Nécessité de réformer l'Onu

La crise ukrainienne est là pour nous le rappeler. S'y ajoute le silence complice face au génocide des Tutsis du Rwanda, etc. Le droit de veto est une arme puissante dont usent et abusent ses cinq détenteurs au Conseil de sécurité (Chine, Grande-Bretagne, États-Unis, France et Russie). Il urge, dès lors, de " remédier à une injustice historique ", selon Fumio Kishida, Premier ministre japonais qui s'exprimait, en août dernier, lors de la Ticad 8 à Tunis. Le Japon qui soutient significativement l'organisation du Forum sur la Paix et la Sécurité a réitéré, à Dakar, son engagement pour que l'Afrique ait un siège permanent au Conseil de sécurité de l'Onu. Autant le Japon que la Suisse, qui seront membres non permanents du Conseil en 2023 et 2024, ont souligné cette indispensable nécessité.

Plus de la moitié des opérations des Nations unies ont lieu sur sol africain ! On ne compte pas moins de 80 000 Casques bleus sur le continent.

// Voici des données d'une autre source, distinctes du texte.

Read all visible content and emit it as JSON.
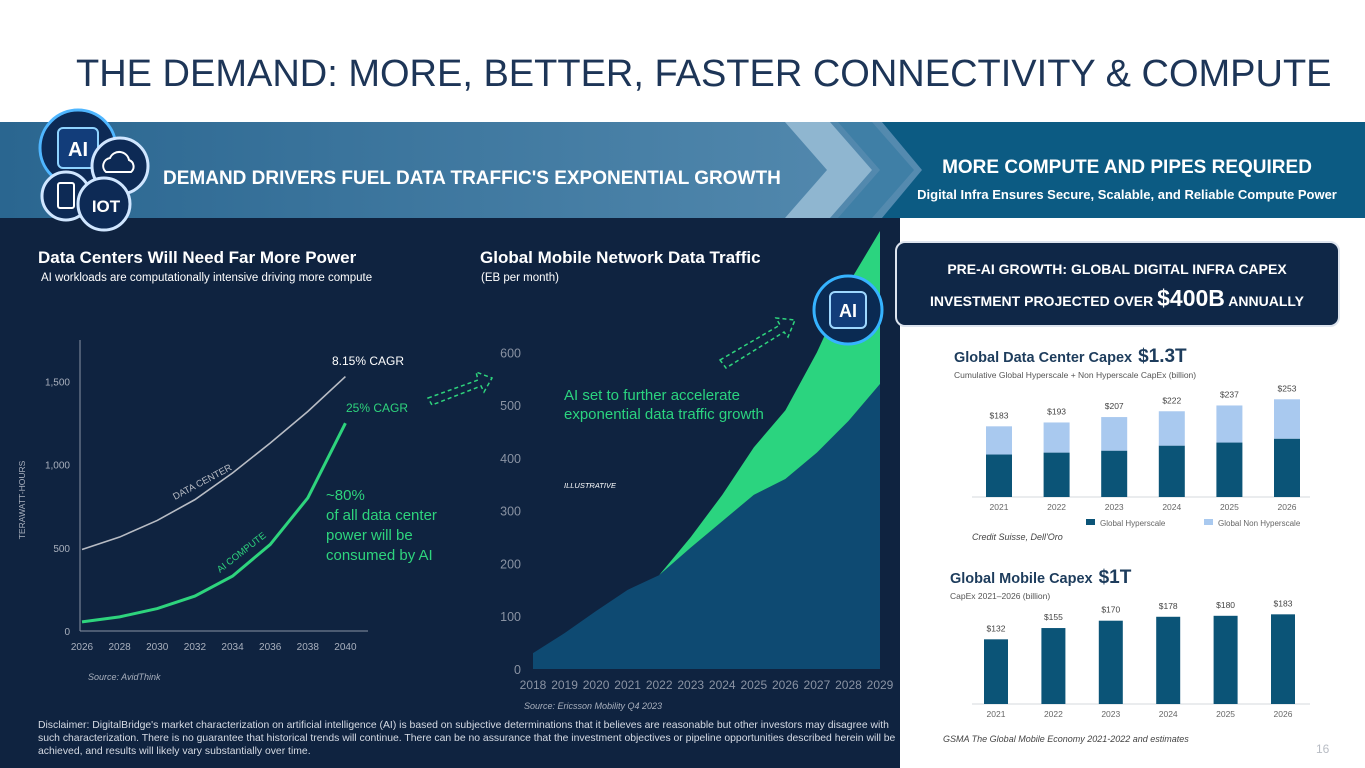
{
  "title": "THE DEMAND: MORE, BETTER, FASTER CONNECTIVITY & COMPUTE",
  "banner": {
    "left": "DEMAND DRIVERS FUEL DATA TRAFFIC'S EXPONENTIAL GROWTH",
    "right_title": "MORE COMPUTE AND PIPES REQUIRED",
    "right_subtitle": "Digital Infra Ensures Secure, Scalable, and Reliable Compute Power",
    "icons": [
      "AI",
      "IOT"
    ]
  },
  "chip_label": "AI",
  "callout": {
    "line_1": "PRE-AI GROWTH: GLOBAL DIGITAL INFRA CAPEX",
    "line_2": "INVESTMENT PROJECTED OVER",
    "highlight": "$400B",
    "line_3": "ANNUALLY"
  },
  "disclaimer": "Disclaimer: DigitalBridge's market characterization on artificial intelligence (AI) is based on subjective determinations that it believes are reasonable but other investors may disagree with such characterization. There is no guarantee that historical trends will continue. There can be no assurance that the investment objectives or pipeline opportunities described herein will be achieved, and results will likely vary substantially over time.",
  "page_number": "16",
  "chart_data": [
    {
      "type": "line",
      "title": "Data Centers Will Need Far More Power",
      "subtitle": "AI workloads are computationally intensive driving more compute",
      "ylabel": "TERAWATT-HOURS",
      "x": [
        2026,
        2028,
        2030,
        2032,
        2034,
        2036,
        2038,
        2040
      ],
      "xlim": [
        2026,
        2041.2
      ],
      "xticks": [
        2026,
        2028,
        2030,
        2032,
        2034,
        2036,
        2038,
        2040
      ],
      "ylim": [
        0,
        1750
      ],
      "yticks": [
        0,
        500,
        {
          "value": 1000,
          "label": "1,000"
        },
        {
          "value": 1500,
          "label": "1,500"
        }
      ],
      "series": [
        {
          "name": "DATA CENTER",
          "color": "#b8bcc4",
          "values": [
            490,
            565,
            665,
            790,
            950,
            1130,
            1320,
            1530
          ]
        },
        {
          "name": "AI COMPUTE",
          "color": "#2ed47d",
          "values": [
            55,
            85,
            135,
            210,
            330,
            520,
            800,
            1250
          ]
        }
      ],
      "annotations": [
        "8.15% CAGR",
        "25% CAGR",
        "~80%\nof all data center\npower will be\nconsumed by AI"
      ],
      "source": "Source: AvidThink"
    },
    {
      "type": "area",
      "title": "Global Mobile Network Data Traffic",
      "subtitle": "(EB per month)",
      "x": [
        2018,
        2019,
        2020,
        2021,
        2022,
        2023,
        2024,
        2025,
        2026,
        2027,
        2028,
        2029
      ],
      "xlim": [
        2018,
        2029
      ],
      "xticks": [
        2018,
        2019,
        2020,
        2021,
        2022,
        2023,
        2024,
        2025,
        2026,
        2027,
        2028,
        2029
      ],
      "ylim": [
        0,
        830
      ],
      "yticks": [
        0,
        100,
        200,
        300,
        400,
        500,
        600
      ],
      "series": [
        {
          "color": "#0e4a72",
          "values": [
            30,
            68,
            110,
            150,
            178,
            230,
            280,
            330,
            360,
            410,
            470,
            540
          ]
        },
        {
          "color": "#2bd47f",
          "values": [
            0,
            0,
            0,
            0,
            0,
            20,
            50,
            90,
            130,
            190,
            260,
            290
          ]
        }
      ],
      "annotations": [
        "AI set to further accelerate exponential data traffic growth",
        "ILLUSTRATIVE"
      ],
      "source": "Source: Ericsson Mobility Q4 2023"
    },
    {
      "type": "bar",
      "title": "Global Data Center Capex",
      "highlight": "$1.3T",
      "subtitle": "Cumulative Global Hyperscale + Non Hyperscale CapEx (billion)",
      "categories": [
        "2021",
        "2022",
        "2023",
        "2024",
        "2025",
        "2026"
      ],
      "ylim": [
        0,
        290
      ],
      "series": [
        {
          "name": "Global Hyperscale",
          "color": "#0b5477",
          "values": [
            110,
            115,
            120,
            133,
            141,
            151
          ]
        },
        {
          "name": "Global Non Hyperscale",
          "color": "#a9c9ef",
          "values": [
            73,
            78,
            87,
            89,
            96,
            102
          ]
        }
      ],
      "totals": [
        183,
        193,
        207,
        222,
        237,
        253
      ],
      "total_labels": [
        "$183",
        "$193",
        "$207",
        "$222",
        "$237",
        "$253"
      ],
      "source": "Credit Suisse, Dell'Oro"
    },
    {
      "type": "bar",
      "title": "Global Mobile Capex",
      "highlight": "$1T",
      "subtitle": "CapEx 2021–2026 (billion)",
      "categories": [
        "2021",
        "2022",
        "2023",
        "2024",
        "2025",
        "2026"
      ],
      "ylim": [
        0,
        200
      ],
      "color": "#0b5477",
      "values": [
        132,
        155,
        170,
        178,
        180,
        183
      ],
      "value_labels": [
        "$132",
        "$155",
        "$170",
        "$178",
        "$180",
        "$183"
      ],
      "source": "GSMA The Global Mobile Economy 2021-2022 and estimates"
    }
  ]
}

" Face au terrorisme, les opérations classiques de paix des Nations unies ont montré leurs limites. Des Casques bleus attaqués jusque dans leurs propres bases, sans capacités significatives de riposte, ne peuvent assurément pas protéger des populations menacées par des groupes terroristes. Comment d'ailleurs maintenir la paix quand elle n'est même pas rétablie ? En vérité, c'est toute la doctrine des opérations de paix qu'il convient de mettre à jour en intégrant pleinement la lutte contre le terrorisme, y compris en Afrique ", a ainsi plaidé, avec justesse, Macky Sall, Président en exercice de l'Union africaine.

La non présence de l'Afrique, berceau de l'Humanité, dans les hautes instances de délibérations politiques et sécuritaires se combine à son absence insensée dans les instances de décisions économiques accentuant sa marginalisation. La présence de l'Afrique aux Sommets du G7, du G20 même à Davos, qui est une organisation privée, s'apparente à une forme de petit " cadeau " fait à quelques-uns de ses représentants pour un Occident bousculé par un nouvel ordre mondial qui s'installe naturellement, mais qui est incapable de se remettre en cause ! " En omettant la majeure partie de l'Afrique, le G20 compromet son efficacité et son influence ", écrivait dans une " tribune " le Président sénégalais.

Le G20 est le principal mécanisme de gouvernance multilatérale collaborative de l'économie mondiale. Seule l'Afrique du Sud y est présente. Le Fmi, la Banque mondiale sont aussi victimes de leurs erreurs congénitales et n'ont aucune vocation à permettre l'émergence économique des pays africains. Des institutions onusiennes comme l'Omc, la Cnuced, l'Oms, l'Iut, même si elles sont dirigées récemment par des personnalités africaines, n'ont pas été à la hauteur des promesses faites à l'Humanité. Les réformes tant attendues et dont certaines comme celles des Nations unies tardent encore. Depuis 40 ans, on parle de réformer l'Onu, mais la machine est encore là, si lourde et pourtant si nécessaire. L'Onu demeure un formidable outil de dialogue des peuples, mais sans un changement en profondeur, elle deviendra une coquille vide.

Les dirigeants africains ont saisi, une nouvelle fois, l'occasion qu'offre, de manière exceptionnelle, le Forum de Dakar, avec des pays comme la France, le Japon, l'Arabie Saoudite, etc., pour lancer un vibrant appel à mieux impliquer l'Afrique qui doit prendre toute sa place pour le renforcement de la démocratie, de la souveraineté et du progrès. " Si le continent est devenu, aujourd'hui, un des épicentres du terrorisme, c'est bien, parce que le fléau est alimenté par la criminalité transfrontalière, la prolifération illégale des armes, les flux financiers et trafics illicites de tout genre et la participation de combattants étrangers ".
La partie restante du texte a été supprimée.